Crackle glass (also known as “craquelle”, “overshot” and “ice glass”) is a popular type of glassware which boasts a crackled surface. The process underpinning the manufacture of Crackle glass is believed to have been invented in Venice during the 16th century. In order to form the fine, crackled effect, Venetian glassmakers submerged hot glass in cold water, and then reheated the glass in order to smooth the surface and seal the newly visible surface cracks.
The technique is thought to have been deployed in order to conceal imperfections.
Crackling affects neither colour nor form. The term “Crackle glass” therefore denotes a process rather than a particular style.
Crack glass became very popular in the US from about 1930 until the late 1970s. West Virginia saw many manufactories open their doors, while Ohio and Pennsylvania were also centres of production.
West Virginia is well known for its production of “off hand glass”. This is a term used to refer to glass that is mouth blown.
Many, many firms produced Crackle glass in the US. Bischoff, Blenko, Kanawha, Pilgrim, and Rainbow were five well-known companies all located in West Virginia. Blenko is the only company that still produces crackle glass today. Pilgrim Glass Company closed in March of 2002.
A vast number of forms were produced using the crackling process: decanters, glasses, pitchers, jugs, perfume bottles, cups, rose bowls, bottle stoppers, cruets, ashtrays and ice-cream sets. Table ware, dressing table ware and desert ware was also produced.
For a short period of time, Blenko Glass had their name sandblasted on the bottom of the glass with the image of a hand underneath it. Any items containing this mark are highly sought after by collectors.
Many items produced at Pilgrim Glass contain a mark on the bottom resembling a strawberry. Tapping a file against the glass while it was hot made this imprint. Unfortunately this mark was not made on all Pilgrim pieces thus making them harder to identify.
Crackle glass perfume bottles are among the more seldom seen, and highly sought after items that were made using the Crackle glass technique.
Items made in the shape of fruit and fish are also highly sought after because they are rare.
Colour plays an important role in determining value: colours which were more costly to manufacture, such as amberina, cobalt, cranberry, ruby red and tangerine, were less widely purchased and therefore appear on the market less frequently today. Other colours, such as smoke, had a very short production lifer and are also highly sought after. Amethyst is perhaps the most popular colour in terms of collectible Crackle glass.
Original Crackle glass items boasting their original stoppers – which were often damaged – are a rare find. A piece that contains the original stopper in good condition is considered vastly more collectible than an item lacking its original stopper.
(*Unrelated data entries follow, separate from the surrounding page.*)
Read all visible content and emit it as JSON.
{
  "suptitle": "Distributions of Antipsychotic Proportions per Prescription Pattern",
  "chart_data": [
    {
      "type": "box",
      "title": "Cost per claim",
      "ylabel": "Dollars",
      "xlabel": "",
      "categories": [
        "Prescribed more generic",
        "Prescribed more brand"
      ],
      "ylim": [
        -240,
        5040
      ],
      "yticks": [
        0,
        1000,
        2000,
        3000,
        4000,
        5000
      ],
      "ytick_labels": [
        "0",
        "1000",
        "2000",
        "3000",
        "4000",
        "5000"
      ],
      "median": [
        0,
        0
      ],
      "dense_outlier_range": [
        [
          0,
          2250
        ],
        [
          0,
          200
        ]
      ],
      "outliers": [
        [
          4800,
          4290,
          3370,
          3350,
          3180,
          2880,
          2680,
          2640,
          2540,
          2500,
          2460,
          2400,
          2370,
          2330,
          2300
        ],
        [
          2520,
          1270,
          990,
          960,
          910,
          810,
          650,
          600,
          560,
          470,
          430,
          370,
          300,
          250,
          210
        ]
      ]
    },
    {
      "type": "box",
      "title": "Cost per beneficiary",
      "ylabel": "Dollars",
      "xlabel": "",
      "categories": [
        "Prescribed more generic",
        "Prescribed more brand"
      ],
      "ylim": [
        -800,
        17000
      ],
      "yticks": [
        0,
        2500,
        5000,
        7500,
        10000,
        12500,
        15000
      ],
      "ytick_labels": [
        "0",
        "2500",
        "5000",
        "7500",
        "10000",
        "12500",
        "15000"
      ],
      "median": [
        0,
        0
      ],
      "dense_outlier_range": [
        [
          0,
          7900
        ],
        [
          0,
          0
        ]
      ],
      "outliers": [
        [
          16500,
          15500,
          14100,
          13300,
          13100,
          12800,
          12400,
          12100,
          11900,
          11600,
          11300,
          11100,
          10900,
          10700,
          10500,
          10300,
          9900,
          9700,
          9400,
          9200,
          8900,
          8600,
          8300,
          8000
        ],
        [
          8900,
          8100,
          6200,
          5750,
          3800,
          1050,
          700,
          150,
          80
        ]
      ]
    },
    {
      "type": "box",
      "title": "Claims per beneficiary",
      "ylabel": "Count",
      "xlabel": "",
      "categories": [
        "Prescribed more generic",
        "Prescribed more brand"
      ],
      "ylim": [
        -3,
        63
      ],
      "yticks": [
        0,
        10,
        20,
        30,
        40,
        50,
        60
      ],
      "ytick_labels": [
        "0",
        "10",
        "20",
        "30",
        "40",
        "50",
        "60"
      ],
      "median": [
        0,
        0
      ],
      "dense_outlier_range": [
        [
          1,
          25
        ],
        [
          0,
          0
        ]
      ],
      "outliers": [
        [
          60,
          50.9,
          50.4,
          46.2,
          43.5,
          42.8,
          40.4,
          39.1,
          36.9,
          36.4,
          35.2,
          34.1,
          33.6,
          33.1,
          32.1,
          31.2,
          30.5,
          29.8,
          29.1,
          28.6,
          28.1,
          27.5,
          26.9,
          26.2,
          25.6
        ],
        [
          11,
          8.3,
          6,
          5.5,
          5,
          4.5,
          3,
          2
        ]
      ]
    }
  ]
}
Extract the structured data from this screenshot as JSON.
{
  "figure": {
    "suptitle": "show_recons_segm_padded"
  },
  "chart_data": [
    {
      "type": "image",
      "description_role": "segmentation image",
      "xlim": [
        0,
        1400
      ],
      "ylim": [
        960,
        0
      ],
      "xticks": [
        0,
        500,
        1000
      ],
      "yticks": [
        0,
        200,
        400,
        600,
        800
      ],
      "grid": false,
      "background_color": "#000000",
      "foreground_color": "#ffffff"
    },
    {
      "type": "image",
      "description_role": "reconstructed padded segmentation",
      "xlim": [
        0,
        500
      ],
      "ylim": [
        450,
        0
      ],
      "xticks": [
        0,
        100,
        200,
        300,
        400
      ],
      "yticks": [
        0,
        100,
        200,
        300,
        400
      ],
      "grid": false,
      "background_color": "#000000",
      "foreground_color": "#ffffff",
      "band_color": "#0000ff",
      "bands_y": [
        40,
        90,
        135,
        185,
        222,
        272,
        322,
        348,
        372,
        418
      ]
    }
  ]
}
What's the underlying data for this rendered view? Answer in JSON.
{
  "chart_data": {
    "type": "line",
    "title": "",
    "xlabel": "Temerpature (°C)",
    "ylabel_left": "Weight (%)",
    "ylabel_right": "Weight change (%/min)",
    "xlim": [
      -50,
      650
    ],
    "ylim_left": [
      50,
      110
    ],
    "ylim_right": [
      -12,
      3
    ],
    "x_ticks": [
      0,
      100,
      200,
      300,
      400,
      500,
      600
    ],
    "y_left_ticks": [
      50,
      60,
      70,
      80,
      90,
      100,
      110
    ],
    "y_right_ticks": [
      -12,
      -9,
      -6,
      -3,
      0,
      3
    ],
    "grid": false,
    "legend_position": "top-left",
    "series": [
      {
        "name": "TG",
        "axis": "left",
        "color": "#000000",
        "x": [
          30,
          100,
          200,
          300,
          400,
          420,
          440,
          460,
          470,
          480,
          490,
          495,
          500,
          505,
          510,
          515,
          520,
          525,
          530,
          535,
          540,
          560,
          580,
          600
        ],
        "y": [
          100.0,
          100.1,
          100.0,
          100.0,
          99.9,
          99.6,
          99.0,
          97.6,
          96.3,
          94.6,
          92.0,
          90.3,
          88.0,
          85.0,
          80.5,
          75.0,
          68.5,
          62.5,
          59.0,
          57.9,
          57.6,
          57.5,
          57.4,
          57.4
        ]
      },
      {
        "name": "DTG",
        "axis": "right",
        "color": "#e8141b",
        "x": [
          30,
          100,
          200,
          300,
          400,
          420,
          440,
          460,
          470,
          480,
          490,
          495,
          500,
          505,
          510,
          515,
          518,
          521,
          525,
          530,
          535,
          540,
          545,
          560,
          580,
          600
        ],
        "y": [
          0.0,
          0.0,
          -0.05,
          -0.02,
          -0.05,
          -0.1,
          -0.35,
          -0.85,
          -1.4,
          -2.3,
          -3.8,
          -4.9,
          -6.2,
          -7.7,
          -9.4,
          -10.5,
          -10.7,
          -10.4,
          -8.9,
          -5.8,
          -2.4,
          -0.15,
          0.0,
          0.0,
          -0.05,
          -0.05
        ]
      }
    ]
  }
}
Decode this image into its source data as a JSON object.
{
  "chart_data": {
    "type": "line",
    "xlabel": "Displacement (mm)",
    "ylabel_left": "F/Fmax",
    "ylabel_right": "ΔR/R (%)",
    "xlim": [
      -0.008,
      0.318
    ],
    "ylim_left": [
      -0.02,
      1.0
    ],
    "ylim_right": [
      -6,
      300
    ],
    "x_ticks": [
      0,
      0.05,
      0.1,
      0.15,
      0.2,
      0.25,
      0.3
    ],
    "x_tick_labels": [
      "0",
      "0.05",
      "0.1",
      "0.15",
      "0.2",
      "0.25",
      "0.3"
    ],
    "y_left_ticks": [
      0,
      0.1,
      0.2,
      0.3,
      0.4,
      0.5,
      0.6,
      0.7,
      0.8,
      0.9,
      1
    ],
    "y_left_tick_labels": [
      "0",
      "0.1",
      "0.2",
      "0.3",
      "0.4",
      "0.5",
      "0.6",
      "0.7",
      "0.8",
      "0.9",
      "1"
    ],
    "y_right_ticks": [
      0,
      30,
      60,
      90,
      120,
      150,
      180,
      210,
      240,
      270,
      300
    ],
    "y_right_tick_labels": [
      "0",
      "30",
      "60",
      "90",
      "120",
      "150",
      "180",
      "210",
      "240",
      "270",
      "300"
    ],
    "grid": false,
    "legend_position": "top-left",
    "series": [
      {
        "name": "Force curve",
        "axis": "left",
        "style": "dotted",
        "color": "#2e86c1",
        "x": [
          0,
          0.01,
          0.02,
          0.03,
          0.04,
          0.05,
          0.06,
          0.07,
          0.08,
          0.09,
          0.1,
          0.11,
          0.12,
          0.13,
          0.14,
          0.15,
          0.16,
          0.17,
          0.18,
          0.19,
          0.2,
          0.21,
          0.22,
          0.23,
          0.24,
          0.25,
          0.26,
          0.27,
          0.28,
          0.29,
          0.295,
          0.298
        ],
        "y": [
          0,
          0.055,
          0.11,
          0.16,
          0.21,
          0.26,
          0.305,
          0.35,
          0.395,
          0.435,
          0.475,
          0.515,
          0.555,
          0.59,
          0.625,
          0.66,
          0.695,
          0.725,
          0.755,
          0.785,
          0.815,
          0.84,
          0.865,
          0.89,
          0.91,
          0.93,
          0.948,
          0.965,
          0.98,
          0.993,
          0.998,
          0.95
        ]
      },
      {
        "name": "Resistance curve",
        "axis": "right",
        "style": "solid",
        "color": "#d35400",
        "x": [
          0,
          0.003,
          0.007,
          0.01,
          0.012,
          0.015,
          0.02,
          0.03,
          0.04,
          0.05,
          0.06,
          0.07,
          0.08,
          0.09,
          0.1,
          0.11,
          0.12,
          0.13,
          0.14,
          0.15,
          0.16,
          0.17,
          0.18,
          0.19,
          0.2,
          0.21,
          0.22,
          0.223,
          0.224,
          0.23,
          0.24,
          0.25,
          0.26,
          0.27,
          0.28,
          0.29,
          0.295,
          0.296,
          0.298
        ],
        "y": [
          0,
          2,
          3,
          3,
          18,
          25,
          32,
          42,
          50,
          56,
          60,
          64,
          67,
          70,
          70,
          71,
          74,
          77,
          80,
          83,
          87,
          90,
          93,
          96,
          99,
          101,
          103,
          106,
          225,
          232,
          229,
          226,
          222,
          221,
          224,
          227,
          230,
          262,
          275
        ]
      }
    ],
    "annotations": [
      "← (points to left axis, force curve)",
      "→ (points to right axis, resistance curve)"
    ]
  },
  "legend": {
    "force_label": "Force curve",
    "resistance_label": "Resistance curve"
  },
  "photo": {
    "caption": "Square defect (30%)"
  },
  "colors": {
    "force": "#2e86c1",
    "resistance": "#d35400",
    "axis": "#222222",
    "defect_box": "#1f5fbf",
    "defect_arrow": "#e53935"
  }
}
Look for labels: the majority of Crackle glass labels were removed. A label removes guesswork, enabling collectors to immediately identify an item of glassware. Original labels have a positive impact upon value – watch out for fakes!
A large grouping of rose Crackle glass sold for $25 at Keystone Auction LLC in October 2010.
A Victorian Crackle glass lily-form epergne sold for $350 at DuMouchelles in July 2007.
A Crackle glass leaf-shaped cranberry-coloured serving bowl and 10 matching leaf-shaped dishes sold for $500 at AA Auction in September 2008.
9 Victorian perfume bottles (two Crackle glass examples among them) sold for $175 at DuMouchelles in May 2011.